В тереме, куда они вошли, женка ловко добыла огонь кресалом, затеплила голубую лампадку перед резным киотом. Из кромешной пугливой темени выступила бедерчатая печь с выводной трубой, обмазанная белой глиной. Разноцветными огоньками замерцали крохотные капельки бисера на разбросанных по лавкам бархатных подушках. У порога на крашеном полу, широко растопырив лапы, лежала бурая медвежья шкура. Что и говорить, богатым было жилье — ничего похожего отродясь не видывал Куземко. Он даже растерялся в этом достатке, не зная, куда ступить самому, куда положить уделанного жидкой грязью хозяина.
Женка положила кресало на припечек и повернулась лицом к Куземке, вся светлая да голубая, и немало удивилась ему. А он вдруг отступил от нее к порогу, и ноги его враз обессилели и обмякли. Красоты она была и впрямь редкой: большие, как ложки, глаза, влажные да лучистые, а над ними круто изломанные брови, не брови — чаечьи крылья. А губы у женки ровно лепестки лесного цветочка марьина корня.
«Колдунья», — подумалось обмершему сердцем Куземке. Простые женки никогда не бывают такими глазастыми, такими дородными да пригожими, спроси любого — и всяк про то скажет.
— Как звать-то? — не сводя с нее взгляда, почти беззвучно прошептал он.
— Феклуша, — сказала она так же тихо, словно боясь разбудить храпевшего на полу мужа. — А ты кто есть, молодец? Чтой-то не видела тебя прежде.
— Прибылой я.
— Где же ты на постое?
— Под кустом зеленым, под бережком крутым, — смелея, сказал он.
— А ну как сведу тебя в баню? Там и ночуй.
— Вот благодать! — справившись с оторопью, живо воскликнул Куземко.

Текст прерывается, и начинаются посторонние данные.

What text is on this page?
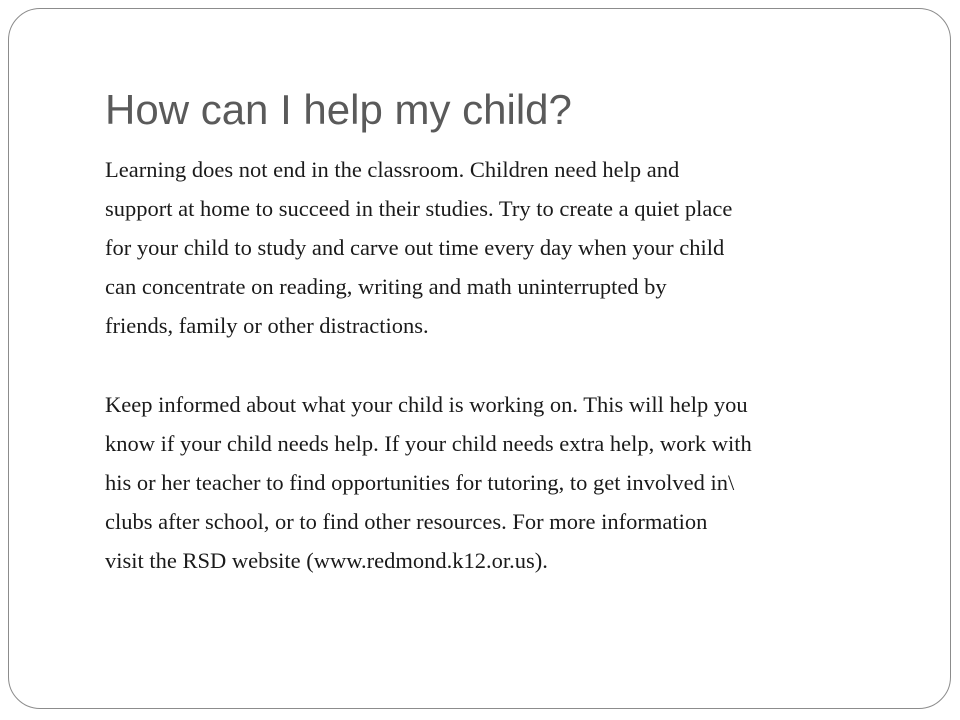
How can I help my child?

Learning does not end in the classroom. Children need help and
support at home to succeed in their studies. Try to create a quiet place
for your child to study and carve out time every day when your child
can concentrate on reading, writing and math uninterrupted by
friends, family or other distractions.

Keep informed about what your child is working on. This will help you
know if your child needs help. If your child needs extra help, work with
his or her teacher to find opportunities for tutoring, to get involved in\
clubs after school, or to find other resources. For more information
visit the RSD website (www.redmond.k12.or.us).
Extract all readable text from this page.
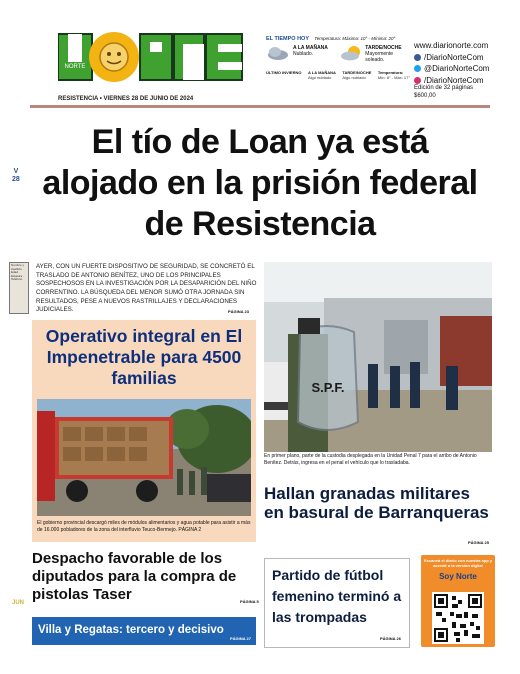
NORTE
EL TIEMPO HOY Temperatura: Máxima: 10° - Mínima: 20°
A LA MAÑANA
Nublado.
TARDE/NOCHE
Mayormente soleado.
ÚLTIMO INVIERNO A LA MAÑANA
Algo nublado
TARDE/NOCHE
Algo nublado
Temperatura:
Mín: 8° - Máx: 17°
www.diarionorte.com
/DiarioNorteCom
@DiarioNorteCom
/DiarioNorteCom
Edición de 32 páginas
$600,00
RESISTENCIA • VIERNES 28 DE JUNIO DE 2024
V
28
El tío de Loan ya está alojado en la prisión federal de Resistencia
Nombre y Apellido · Edad · Estatura · Teléfono

AYER, CON UN FUERTE DISPOSITIVO DE SEGURIDAD, SE CONCRETÓ EL TRASLADO DE ANTONIO BENÍTEZ, UNO DE LOS PRINCIPALES SOSPECHOSOS EN LA INVESTIGACIÓN POR LA DESAPARICIÓN DEL NIÑO CORRENTINO. LA BÚSQUEDA DEL MENOR SUMÓ OTRA JORNADA SIN RESULTADOS, PESE A NUEVOS RASTRILLAJES Y DECLARACIONES JUDICIALES.	PÁGINA 23
Operativo integral en El Impenetrable para 4500 familias

El gobierno provincial descargó miles de módulos alimentarios y agua potable para asistir a más de 16.000 pobladores de la zona del interfluvio Teuco-Bermejo. PÁGINA 2

S.P.F.

En primer plano, parte de la custodia desplegada en la Unidad Penal 7 para el arribo de Antonio Benítez. Detrás, ingresa en el penal el vehículo que lo trasladaba.

Hallan granadas militares en basural de Barranqueras
PÁGINA 25
JUN
Despacho favorable de los diputados para la compra de pistolas Taser	PÁGINA 5
Villa y Regatas: tercero y decisivo
PÁGINA 27
Partido de fútbol femenino terminó a las trompadas
PÁGINA 26
Escaneá el diario con nuestra app y accedé a la versión digital
Soy Norte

Феклуша, недолго раздумывая, сунула себе под мышку рогожу, взяла оплывший огарок сальной свечи, зажгла его от лампады и, бережно прикрывая огонек тонкой ладошкой, повела за собой Куземку. Они прошли крытым скотным двором, миновали заросший коноплей бугор погреба, капустную грядку и, нырнув в узкую дверь, оказались в бане с чистым сухим полком и свежескоблеными лавками. Здесь крепко пахло вениками, каленым кирпичом.
Феклуша поставила свечу на закопченное оконце, расстелила на лавке рогожу и тихо, словно нехотя, опустилась на ту подстилку. Затем позвала взглядом Куземку. А едва он подошел и сел, Феклуша грустно посмотрела на него и на минуту напрочь закрыла глаза. А потом принялась расстегивать свой лазоревый, шитый бисером летник. Пальцы плохо слушались ее, и она упрямо и заполошно рвала застежки. А распахнула платье — заговорила не своим, деревянным голосом:
— Подойди ко мне, любый! — и ухватила его зовущими руками.

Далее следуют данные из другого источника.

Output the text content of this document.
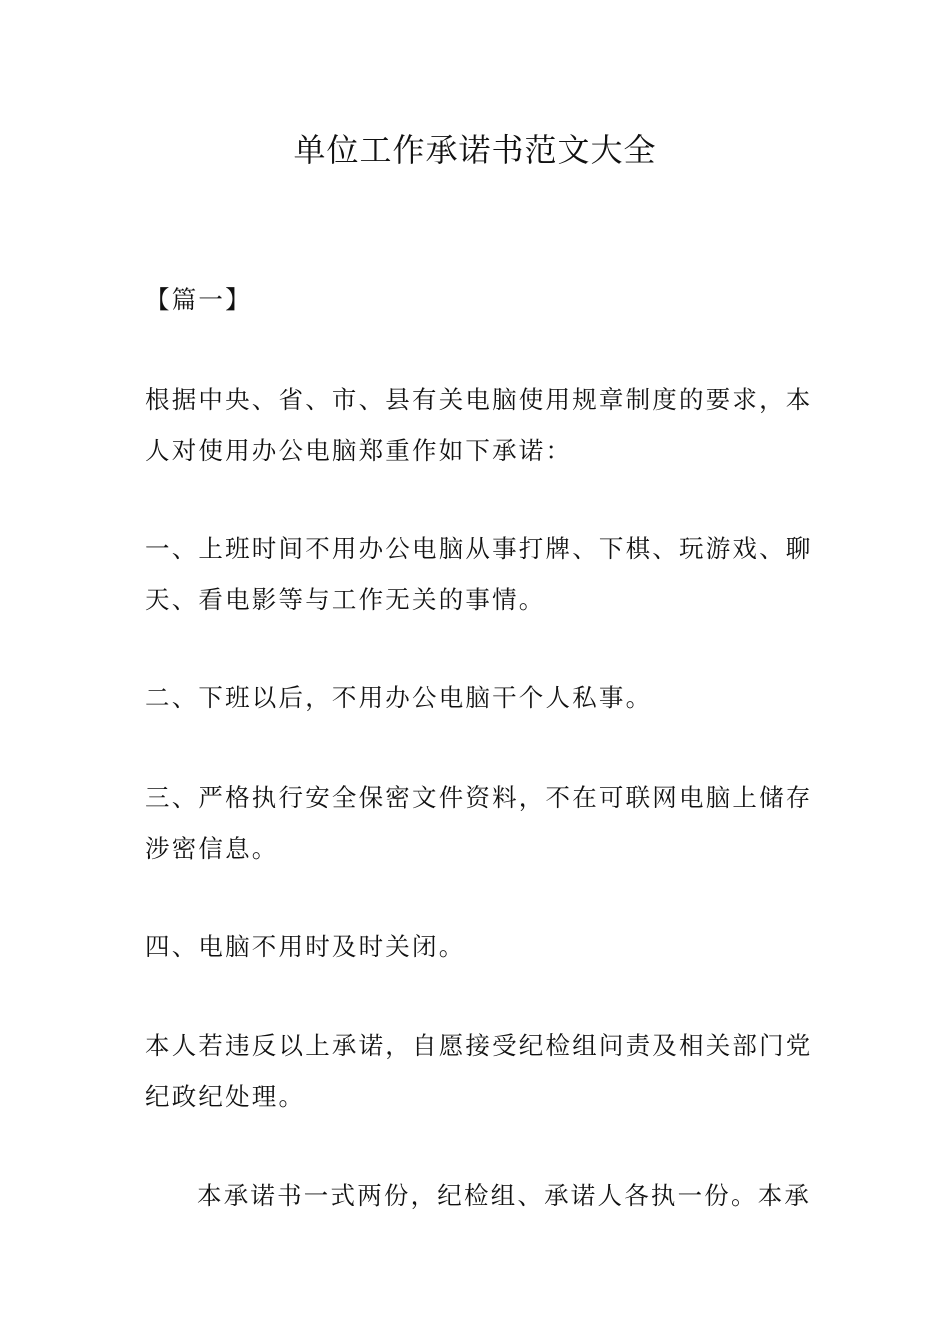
单位工作承诺书范文大全
【篇一】
根据中央、省、市、县有关电脑使用规章制度的要求，本
人对使用办公电脑郑重作如下承诺：
一、上班时间不用办公电脑从事打牌、下棋、玩游戏、聊
天、看电影等与工作无关的事情。
二、下班以后，不用办公电脑干个人私事。
三、严格执行安全保密文件资料，不在可联网电脑上储存
涉密信息。
四、电脑不用时及时关闭。
本人若违反以上承诺，自愿接受纪检组问责及相关部门党
纪政纪处理。
本承诺书一式两份，纪检组、承诺人各执一份。本承
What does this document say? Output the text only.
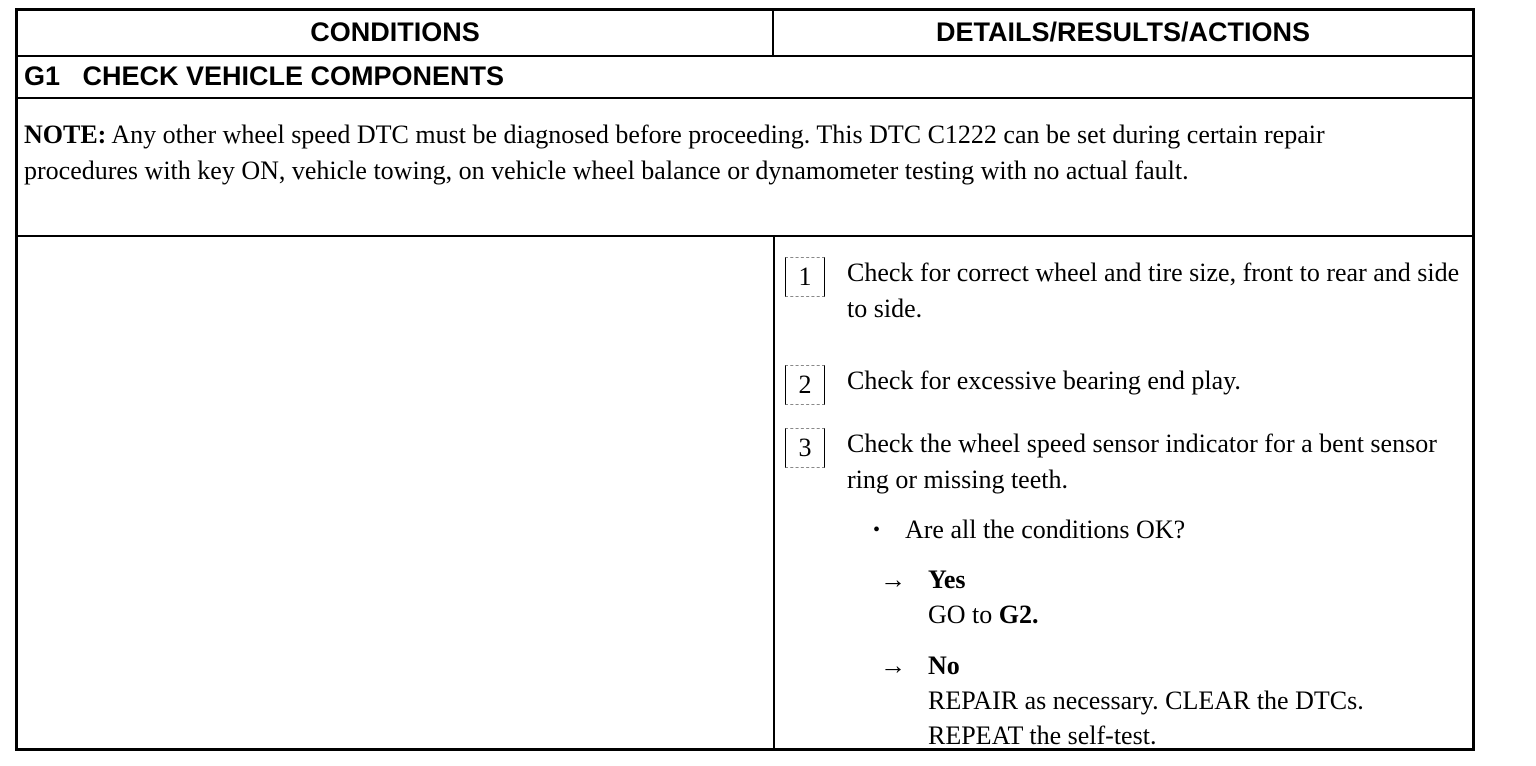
CONDITIONS	DETAILS/RESULTS/ACTIONS
G1   CHECK VEHICLE COMPONENTS
NOTE: Any other wheel speed DTC must be diagnosed before proceeding. This DTC C1222 can be set during certain repair procedures with key ON, vehicle towing, on vehicle wheel balance or dynamometer testing with no actual fault.
1	Check for correct wheel and tire size, front to rear and side to side.
2	Check for excessive bearing end play.
3	Check the wheel speed sensor indicator for a bent sensor ring or missing teeth.
• Are all the conditions OK?
→ Yes
GO to G2.
→ No
REPAIR as necessary. CLEAR the DTCs.
REPEAT the self-test.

Еще ничего не соображая, Куземко неверно шагнул к ней, споткнулся на ребристом полу и грохнулся на колени. И так он пнем стоял перед Феклушей какое-то время, пока не одумался и не вскочил, и не прижал к груди ее тугое да горячее тело. Он услышал, как бешено колотится, готовое выпорхнуть из груди, Феклушино сердце, как все прерывистей, все трудней дышит она.

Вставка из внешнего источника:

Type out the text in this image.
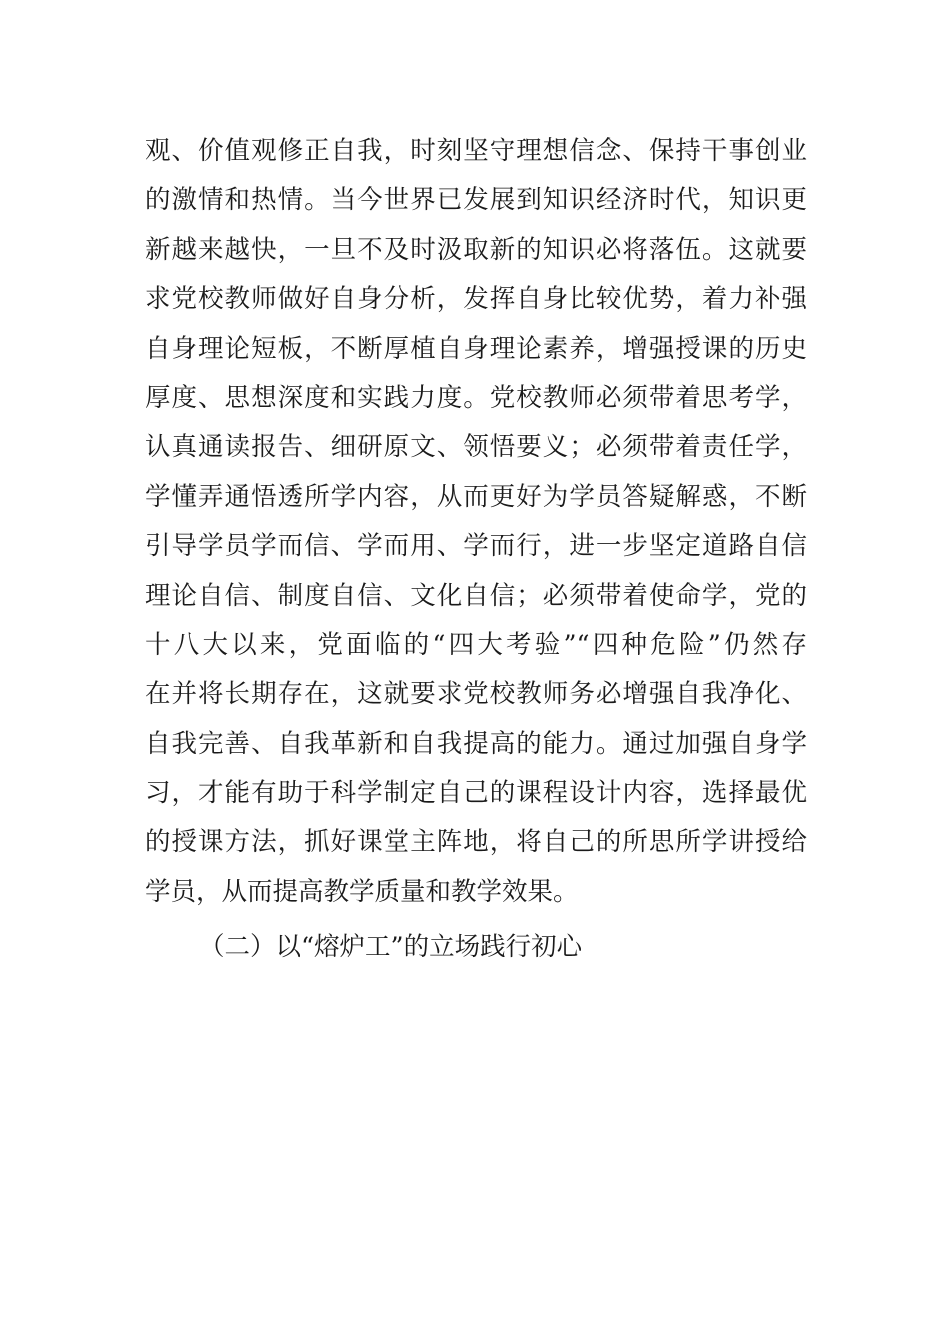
观、价值观修正自我，时刻坚守理想信念、保持干事创业
的激情和热情。当今世界已发展到知识经济时代，知识更
新越来越快，一旦不及时汲取新的知识必将落伍。这就要
求党校教师做好自身分析，发挥自身比较优势，着力补强
自身理论短板，不断厚植自身理论素养，增强授课的历史
厚度、思想深度和实践力度。党校教师必须带着思考学，
认真通读报告、细研原文、领悟要义；必须带着责任学，
学懂弄通悟透所学内容，从而更好为学员答疑解惑，不断
引导学员学而信、学而用、学而行，进一步坚定道路自信
理论自信、制度自信、文化自信；必须带着使命学，党的
十八大以来，党面临的“四大考验”“四种危险”仍然存
在并将长期存在，这就要求党校教师务必增强自我净化、
自我完善、自我革新和自我提高的能力。通过加强自身学
习，才能有助于科学制定自己的课程设计内容，选择最优
的授课方法，抓好课堂主阵地，将自己的所思所学讲授给
学员，从而提高教学质量和教学效果。

（二）以“熔炉工”的立场践行初心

— Старый он и слабый, поувечили его в драке, того смотри, карачун придет… А мне-то ласки до смерти хочется. Душа так и мрет. И никакого сладу с собою. И злюсь, так бы и разорвала его, мерина…
Шалея от приворотной женской близости, Куземко неумело поцеловал Феклушу в голое плечо, в шею. Но затем он почему-то отстранил женку рукой. А она грудью снова подалась к нему. С тем же упорством, с которым только что рвала застежки, потянула Куземку к себе.
2
Так вот каков порубежный Красноярский город! У слияния с Енисеем Качи, реки вертлявой, блудной, на золотистом песчаном мысу в 1628 году Андрей Дубенской поставил острог, который сначала называли Качинским. Зорким и неподкупным стражем поднялся острог на краю немирных разноязыких землиц. На северо-востоке от него кочевали тунгусы, на востоке — братские люди. С юга и запада острогу грозили воинственные киргизы и тубинцы, они никак не могли примириться с наступлением русских на Сибирь.
Двадцать с лишним лет спустя, когда Ивашко Айканов приплыл на Красный Яр, острог был все таким же, как и при Дубенском, вырос только посад. Конечно, Ивашко не мог сравнивать — он не помнил ни прежних строений, ни людей. Теперь он все видел как бы заново.
Ивашке нужно было предстать перед воеводой, вручить царскую грамоту, поэтому Ивашко надел шелковый с разводами кафтан с парчовыми поперечинами на груди и голубою опушкою, расшитые сапоги из красного сафьяна. За шелковый кушак заткнул пистолет английской редкой работы, доставшийся ему в наследство от покойного отчима. А колпак у Ивашки был белого атласа с очельем, унизанным розовым жемчугом.
Немало дивились казаки и посадские редкому богатству приехавшего киргиза. Только на воеводах и видели они подобную одежду. Правда, такой же камчатый кафтан как-то купил себе на Москве пятидесятник Родион Кольцов, да — надолго ли собаке блин! — пьяным пожег его, легши по спору в кострище.
Ивашко побывал у плечистой и высокой церкви Покрова, срубленной на посаде из отборных бревен совсем недавно — еще не успели почернеть ее бревенчатые стены и крутая крыша из драниц. Церковь была не такой уж большой по сравнению со знаменитыми московскими храмами, имела придел Алексея, божьего человека, отчего юго-западная часть посада звалась теперь Алексеевским краем.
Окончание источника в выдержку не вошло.